Even better, in Grade Seven, we both got picked to be in a proper netball team. Well, it was the E team. But still – at least we got to play real, actual matches every now and then once the netball season started.
*
In my house the arguments about Kyle’s future plans went on and on. His technikon course was finished now and he was adamant about going to London. Dad thought it was a great idea. He kept trying to explain why to my mom.
“Don’t you see, Esther? He’ll get superb experience there. The field’s wide open and I hear they are really keen on employing South Africans. Our kids know how to work hard and how to show respect. Plus, he’ll be earning pounds. It’ll set him up for life! We should be encouraging him. Not standing in his way and sending him on a guilt trip!”
“But he’s not even twenty,” my mom wailed. “He’s too young to be all alone in the world.”
“Don’t be silly, Esther! He’ll be with Helen and Geoff. You know they’ll take good care of him.” Aunt Helen was Dad’s sister. She and her husband lived in a house in Wimbledon, just outside London. With a spare room.
But even that didn’t stop Mom wailing and shaking her head.
“But what about the cold? He’s grown up in the sunshine. How will he cope with that cold? And it’s so far away. What if something happens to him, Mike? What if we can’t get to him in time?”
I could hear the tears in my mom’s voice.
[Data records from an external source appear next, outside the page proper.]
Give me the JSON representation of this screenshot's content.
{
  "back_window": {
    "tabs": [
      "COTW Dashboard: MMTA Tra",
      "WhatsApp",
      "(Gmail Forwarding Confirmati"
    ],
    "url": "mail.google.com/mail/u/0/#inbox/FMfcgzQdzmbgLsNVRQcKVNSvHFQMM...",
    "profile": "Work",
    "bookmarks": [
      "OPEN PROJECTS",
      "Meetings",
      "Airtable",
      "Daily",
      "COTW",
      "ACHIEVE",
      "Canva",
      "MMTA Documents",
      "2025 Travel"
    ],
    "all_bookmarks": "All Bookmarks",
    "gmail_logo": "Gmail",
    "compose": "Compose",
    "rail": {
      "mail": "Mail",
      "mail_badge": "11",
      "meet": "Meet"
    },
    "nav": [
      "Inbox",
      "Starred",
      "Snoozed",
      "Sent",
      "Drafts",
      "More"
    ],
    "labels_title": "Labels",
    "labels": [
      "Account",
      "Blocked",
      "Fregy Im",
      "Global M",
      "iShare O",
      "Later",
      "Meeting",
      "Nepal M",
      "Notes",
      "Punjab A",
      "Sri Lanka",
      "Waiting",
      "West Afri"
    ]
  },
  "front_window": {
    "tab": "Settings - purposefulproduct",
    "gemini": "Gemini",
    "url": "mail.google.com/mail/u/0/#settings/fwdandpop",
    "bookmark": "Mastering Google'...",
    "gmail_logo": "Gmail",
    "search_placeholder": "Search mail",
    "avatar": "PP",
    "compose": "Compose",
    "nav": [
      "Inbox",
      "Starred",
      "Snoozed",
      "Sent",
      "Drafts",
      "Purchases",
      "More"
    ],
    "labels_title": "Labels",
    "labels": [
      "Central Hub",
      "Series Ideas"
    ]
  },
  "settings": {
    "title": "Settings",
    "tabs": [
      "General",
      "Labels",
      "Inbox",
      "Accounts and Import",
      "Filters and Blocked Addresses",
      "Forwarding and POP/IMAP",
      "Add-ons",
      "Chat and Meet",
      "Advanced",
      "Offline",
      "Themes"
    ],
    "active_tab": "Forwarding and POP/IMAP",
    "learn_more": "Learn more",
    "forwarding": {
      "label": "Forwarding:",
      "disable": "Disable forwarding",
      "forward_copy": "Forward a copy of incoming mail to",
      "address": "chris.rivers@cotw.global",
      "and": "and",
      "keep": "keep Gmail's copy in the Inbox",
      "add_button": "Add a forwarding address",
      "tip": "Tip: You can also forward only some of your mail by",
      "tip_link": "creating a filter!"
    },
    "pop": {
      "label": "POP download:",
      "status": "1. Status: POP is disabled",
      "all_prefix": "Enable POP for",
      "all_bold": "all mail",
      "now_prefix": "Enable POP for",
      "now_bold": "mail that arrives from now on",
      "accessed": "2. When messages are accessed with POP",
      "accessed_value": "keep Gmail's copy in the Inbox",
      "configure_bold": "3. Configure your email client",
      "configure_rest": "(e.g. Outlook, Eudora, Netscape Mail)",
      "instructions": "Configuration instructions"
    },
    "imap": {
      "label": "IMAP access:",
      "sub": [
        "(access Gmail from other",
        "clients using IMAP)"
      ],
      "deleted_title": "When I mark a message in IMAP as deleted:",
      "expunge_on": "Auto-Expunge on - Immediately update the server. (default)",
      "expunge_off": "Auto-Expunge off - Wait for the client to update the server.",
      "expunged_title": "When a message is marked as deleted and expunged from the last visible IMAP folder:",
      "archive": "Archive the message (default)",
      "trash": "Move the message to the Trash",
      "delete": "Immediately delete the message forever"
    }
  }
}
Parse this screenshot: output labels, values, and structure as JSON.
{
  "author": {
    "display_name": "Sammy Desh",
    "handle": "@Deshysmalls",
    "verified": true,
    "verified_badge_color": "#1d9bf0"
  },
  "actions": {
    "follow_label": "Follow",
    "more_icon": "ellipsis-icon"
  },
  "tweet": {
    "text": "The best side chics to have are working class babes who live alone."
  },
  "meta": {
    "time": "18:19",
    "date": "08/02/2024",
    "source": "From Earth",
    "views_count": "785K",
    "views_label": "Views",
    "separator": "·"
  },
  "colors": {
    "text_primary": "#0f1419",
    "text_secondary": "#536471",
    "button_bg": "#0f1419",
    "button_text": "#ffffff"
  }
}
And I knew it wasn’t only the cold and the distance. She couldn’t bear the thought of Kyle not being home. She always said he was her ray of sunshine, brightening up the worst day.
“Well, it’s really up to Kyle, isn’t it, Esther? It’s his future. We can argue all we like, but he has to decide …”
> Then Kyle would come home from his shift at the restaurant and the arguments would start all over again. Between Kyle and Mom this time.
Sometimes I had to shut my bedroom door. But that didn’t always help. Sometimes I had to put my fingers in my ears to block out the sound so I could try to sleep.
*
And there were arguments in your home too, weren’t there, Faheema? Even if the arguments were quieter, conducted late at night when you were supposed to be asleep. Your dad wanted you to go to an Islamic high school the following year. He had already put your name down for Habibia College, the Muslim school on Driscoll Street. But your mom knew you wanted to attend Riverside High. Where anyone was allowed. Where I was going.
“She’ll be happy at Riverside. I want to see her happy.”
“Happiness is not the only important thing, Salama. At Habibia College our daughter will learn what it is to be a true Muslim. She will be able to make good, lasting friendships. This friendship she has now with this Christian girl is all very well. But Faheema is growing up. She must learn to understand and appreciate and participate in her own culture.”
“But they don’t play netball at Habibia. And you know how much Faheema loves her netball.”
“Oh, come now, Salama, think about it. She does not excel, does she? And sport is not the most important thing either.”
“But we never sent Yasmiena to Habibia …”
“Exactly! That is my point exactly! And look at Yasmiena now. What is she doing with her life? Her head is full of ridiculous notions. She barely listens when I speak to her. She has become a deep worry to me. No, Faheema will go to Habibia College next year. That is the end to this discussion.”
From your bedroom you didn’t block your ears. Instead you strained in the dark to hear, begging silently for your dad to change his mind.
*
“IT’S NOT FAIR!” you exploded one April afternoon as we sat against our tree by the river.
“Why don’t you just tell your dad?” I asked. “Why don’t you just explain how badly you want to go to Riverside?”